The judgment shows that local authorities behaving in this way can expect to have their decisions successfully challenged. It is therefore essential for local authorities and those assisting people who apply to those authorities are aware of the the new standards by which offers of accommodation and the process surrounding offers being made and reviewed will be judged. Until recently it was common for housing solicitors (me included) to be reluctant to take on cases involving challenges to the suitability of accommodation offered to homeless persons. There was a sense that the challenges would almost certainly fail as the Judge would be likely to uphold the traditional position that suitability was for the council to determine. This led to a situation where homeless applicants could be treated much like farmyard animals and moved from stable to stable without consideration of their needs or those of their families. Cases like this mean that this is no longer the case. It seems much easier to challenge decisions such as the one in this case as local authorities are still struggling to adapt to the new requirements and making elementary errors. It will be interesting to see what happens as they do adapt given that they still face the same shortages of resources and won't be able to respond by magically finding suitable accommodation to offer to applicants.
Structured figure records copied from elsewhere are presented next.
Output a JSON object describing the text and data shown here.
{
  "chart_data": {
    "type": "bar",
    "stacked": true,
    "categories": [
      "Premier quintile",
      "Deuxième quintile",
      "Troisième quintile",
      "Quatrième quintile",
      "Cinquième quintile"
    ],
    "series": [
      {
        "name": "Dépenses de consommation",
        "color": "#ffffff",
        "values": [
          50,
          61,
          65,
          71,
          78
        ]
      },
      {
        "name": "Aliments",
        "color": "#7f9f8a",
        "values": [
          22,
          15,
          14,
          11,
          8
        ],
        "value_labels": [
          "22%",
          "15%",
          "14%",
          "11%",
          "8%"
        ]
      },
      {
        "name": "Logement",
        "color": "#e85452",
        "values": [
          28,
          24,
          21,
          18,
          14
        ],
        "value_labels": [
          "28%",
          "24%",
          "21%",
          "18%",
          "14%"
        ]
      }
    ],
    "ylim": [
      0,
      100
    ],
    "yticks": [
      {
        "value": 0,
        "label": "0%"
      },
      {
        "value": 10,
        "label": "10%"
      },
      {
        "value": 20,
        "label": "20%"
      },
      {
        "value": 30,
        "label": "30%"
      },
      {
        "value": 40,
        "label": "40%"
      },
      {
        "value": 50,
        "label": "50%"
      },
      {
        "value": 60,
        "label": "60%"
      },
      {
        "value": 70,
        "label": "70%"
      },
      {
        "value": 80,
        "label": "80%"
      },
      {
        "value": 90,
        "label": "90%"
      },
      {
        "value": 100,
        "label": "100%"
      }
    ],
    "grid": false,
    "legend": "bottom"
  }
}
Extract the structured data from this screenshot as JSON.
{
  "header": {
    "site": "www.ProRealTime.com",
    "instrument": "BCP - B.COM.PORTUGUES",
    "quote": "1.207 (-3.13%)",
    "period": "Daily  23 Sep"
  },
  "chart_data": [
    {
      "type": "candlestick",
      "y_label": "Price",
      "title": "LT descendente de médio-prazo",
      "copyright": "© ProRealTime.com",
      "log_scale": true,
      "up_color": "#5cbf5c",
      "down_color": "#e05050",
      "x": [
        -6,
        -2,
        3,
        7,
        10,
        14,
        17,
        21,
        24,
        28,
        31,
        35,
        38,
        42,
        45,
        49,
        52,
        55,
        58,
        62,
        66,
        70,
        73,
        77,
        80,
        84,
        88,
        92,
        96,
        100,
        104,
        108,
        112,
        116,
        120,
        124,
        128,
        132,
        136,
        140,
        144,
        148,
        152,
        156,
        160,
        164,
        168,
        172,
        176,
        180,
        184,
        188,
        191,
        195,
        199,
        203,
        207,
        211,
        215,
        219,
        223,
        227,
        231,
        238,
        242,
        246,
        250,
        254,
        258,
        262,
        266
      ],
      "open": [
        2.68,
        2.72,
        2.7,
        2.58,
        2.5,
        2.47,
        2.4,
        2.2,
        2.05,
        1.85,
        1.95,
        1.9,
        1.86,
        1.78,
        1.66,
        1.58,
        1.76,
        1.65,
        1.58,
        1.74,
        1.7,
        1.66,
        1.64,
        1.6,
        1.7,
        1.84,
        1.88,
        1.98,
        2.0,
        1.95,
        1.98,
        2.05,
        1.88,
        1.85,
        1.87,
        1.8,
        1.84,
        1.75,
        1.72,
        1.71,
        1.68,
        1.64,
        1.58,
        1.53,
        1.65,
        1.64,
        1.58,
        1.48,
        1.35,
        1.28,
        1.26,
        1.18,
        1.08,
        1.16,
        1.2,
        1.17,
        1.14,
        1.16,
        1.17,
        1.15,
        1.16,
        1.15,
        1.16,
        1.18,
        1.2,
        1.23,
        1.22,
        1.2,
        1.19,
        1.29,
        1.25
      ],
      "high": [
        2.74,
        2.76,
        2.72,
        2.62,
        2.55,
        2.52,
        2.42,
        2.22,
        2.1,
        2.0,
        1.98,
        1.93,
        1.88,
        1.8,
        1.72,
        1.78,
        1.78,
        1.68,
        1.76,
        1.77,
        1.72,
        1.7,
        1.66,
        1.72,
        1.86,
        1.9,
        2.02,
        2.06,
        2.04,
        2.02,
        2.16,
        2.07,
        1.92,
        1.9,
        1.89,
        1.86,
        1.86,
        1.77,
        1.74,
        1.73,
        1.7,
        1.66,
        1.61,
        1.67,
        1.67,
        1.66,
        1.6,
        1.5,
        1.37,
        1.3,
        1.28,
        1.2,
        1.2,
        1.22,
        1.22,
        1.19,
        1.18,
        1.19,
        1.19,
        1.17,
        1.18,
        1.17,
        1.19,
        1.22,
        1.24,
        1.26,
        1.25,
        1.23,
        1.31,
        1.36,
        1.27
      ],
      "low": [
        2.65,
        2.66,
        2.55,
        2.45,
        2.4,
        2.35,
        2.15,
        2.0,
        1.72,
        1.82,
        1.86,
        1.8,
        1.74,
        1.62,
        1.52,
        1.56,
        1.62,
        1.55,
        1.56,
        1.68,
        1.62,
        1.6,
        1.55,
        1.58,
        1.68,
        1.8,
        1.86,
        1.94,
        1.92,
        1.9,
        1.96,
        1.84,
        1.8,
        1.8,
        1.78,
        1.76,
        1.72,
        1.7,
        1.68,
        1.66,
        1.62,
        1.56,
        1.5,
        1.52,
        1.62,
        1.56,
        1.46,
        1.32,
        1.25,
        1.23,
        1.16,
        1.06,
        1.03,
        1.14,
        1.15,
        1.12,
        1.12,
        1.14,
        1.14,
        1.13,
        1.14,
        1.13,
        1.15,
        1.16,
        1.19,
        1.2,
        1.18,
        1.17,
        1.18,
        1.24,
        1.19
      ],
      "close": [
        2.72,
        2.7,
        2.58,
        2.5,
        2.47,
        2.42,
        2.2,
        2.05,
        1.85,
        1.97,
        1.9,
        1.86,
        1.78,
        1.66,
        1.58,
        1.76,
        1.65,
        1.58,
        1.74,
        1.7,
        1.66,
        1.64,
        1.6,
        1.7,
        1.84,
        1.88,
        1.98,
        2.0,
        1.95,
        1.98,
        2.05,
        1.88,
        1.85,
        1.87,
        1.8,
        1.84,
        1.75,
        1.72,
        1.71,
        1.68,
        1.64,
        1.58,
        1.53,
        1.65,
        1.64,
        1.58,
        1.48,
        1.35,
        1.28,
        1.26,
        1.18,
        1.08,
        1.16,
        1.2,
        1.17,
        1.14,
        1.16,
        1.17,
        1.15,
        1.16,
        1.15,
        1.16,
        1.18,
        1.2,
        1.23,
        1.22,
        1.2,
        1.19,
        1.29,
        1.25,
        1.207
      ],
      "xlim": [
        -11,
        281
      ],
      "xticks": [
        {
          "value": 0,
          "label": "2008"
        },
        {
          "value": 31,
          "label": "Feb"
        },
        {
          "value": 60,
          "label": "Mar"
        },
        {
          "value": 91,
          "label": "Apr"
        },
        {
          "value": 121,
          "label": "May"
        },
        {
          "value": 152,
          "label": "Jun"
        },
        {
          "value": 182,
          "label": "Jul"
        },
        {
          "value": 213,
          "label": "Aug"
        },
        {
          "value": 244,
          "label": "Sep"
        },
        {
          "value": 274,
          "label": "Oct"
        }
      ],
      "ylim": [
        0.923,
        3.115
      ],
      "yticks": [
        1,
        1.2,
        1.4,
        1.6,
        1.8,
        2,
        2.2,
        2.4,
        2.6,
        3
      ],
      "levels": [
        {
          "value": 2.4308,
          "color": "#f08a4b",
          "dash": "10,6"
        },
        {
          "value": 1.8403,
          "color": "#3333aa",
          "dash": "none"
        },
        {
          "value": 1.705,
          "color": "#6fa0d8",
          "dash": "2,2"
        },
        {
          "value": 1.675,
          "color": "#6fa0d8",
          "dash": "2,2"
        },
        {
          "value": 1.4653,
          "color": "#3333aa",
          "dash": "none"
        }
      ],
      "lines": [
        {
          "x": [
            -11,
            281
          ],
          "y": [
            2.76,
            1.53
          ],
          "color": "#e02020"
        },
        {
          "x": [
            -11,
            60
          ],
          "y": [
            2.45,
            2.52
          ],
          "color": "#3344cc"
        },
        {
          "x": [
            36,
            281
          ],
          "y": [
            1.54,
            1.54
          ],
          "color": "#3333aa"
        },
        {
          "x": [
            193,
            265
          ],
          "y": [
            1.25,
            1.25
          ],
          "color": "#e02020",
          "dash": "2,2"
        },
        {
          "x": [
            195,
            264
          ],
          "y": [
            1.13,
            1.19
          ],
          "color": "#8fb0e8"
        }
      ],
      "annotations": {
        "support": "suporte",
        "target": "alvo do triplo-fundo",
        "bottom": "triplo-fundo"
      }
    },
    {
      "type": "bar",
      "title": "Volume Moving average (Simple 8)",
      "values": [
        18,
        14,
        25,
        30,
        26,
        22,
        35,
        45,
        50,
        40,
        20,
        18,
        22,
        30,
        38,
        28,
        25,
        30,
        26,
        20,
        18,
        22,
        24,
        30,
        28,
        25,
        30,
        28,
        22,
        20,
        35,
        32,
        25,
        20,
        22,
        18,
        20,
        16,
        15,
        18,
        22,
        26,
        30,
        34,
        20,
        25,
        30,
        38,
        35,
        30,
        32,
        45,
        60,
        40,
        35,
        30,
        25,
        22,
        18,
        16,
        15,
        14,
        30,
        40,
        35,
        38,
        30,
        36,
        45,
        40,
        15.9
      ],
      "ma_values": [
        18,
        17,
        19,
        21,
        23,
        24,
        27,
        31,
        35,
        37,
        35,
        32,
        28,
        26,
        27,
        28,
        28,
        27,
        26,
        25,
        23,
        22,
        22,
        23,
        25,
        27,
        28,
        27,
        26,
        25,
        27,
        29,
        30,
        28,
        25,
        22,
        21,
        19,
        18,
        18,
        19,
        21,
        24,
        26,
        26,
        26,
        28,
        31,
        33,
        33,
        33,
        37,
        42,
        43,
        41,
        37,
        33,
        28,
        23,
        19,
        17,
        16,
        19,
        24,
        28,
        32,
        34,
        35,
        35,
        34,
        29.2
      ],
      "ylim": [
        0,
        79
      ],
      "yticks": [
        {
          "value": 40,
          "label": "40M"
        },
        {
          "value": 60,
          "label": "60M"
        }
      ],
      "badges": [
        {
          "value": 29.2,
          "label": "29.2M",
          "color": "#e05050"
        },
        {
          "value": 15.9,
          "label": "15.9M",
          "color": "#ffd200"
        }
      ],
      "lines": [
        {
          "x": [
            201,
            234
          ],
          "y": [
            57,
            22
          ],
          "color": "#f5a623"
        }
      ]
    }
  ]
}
I must mention the detail and quality of Paul Bowen KC's judgment in this case. The judgment only runs to 10 pages but took me a very long time to read due to the need to stop and get my head around the many issues considered in detail. I think that it will be necessary for me to write a number of additional posts to consider the issues arising this in the case in the detail which they deserve. It is also worth noting that Joshua Jackson, counsel for the Claimant in this matter was only called to the bar in 2020 which makes a case of this importance and complexity a major achievement for someone still relatively new to the game.
One last observation is that cases such as this show a further change in the law on homelessness is in the sort of cases which are being reported. For many years most of the big cases in homelessness law were about whether a council could refused to accept a duty to an applicant fort instance because they were not in priority need or were intentionally homeless. This has been changing since the Localism Act 2011 allowed local authorities to discharge their longer term duties to homeless persons by offering them private sector accommodation. Before that they could only offer social housing. There is less pressure on local authorities now to refuse to provide accommodation as they have access private housing stock. The arguments now tend to be about whether the accommodation offered is suitable rather than whether any accommodation should be offered.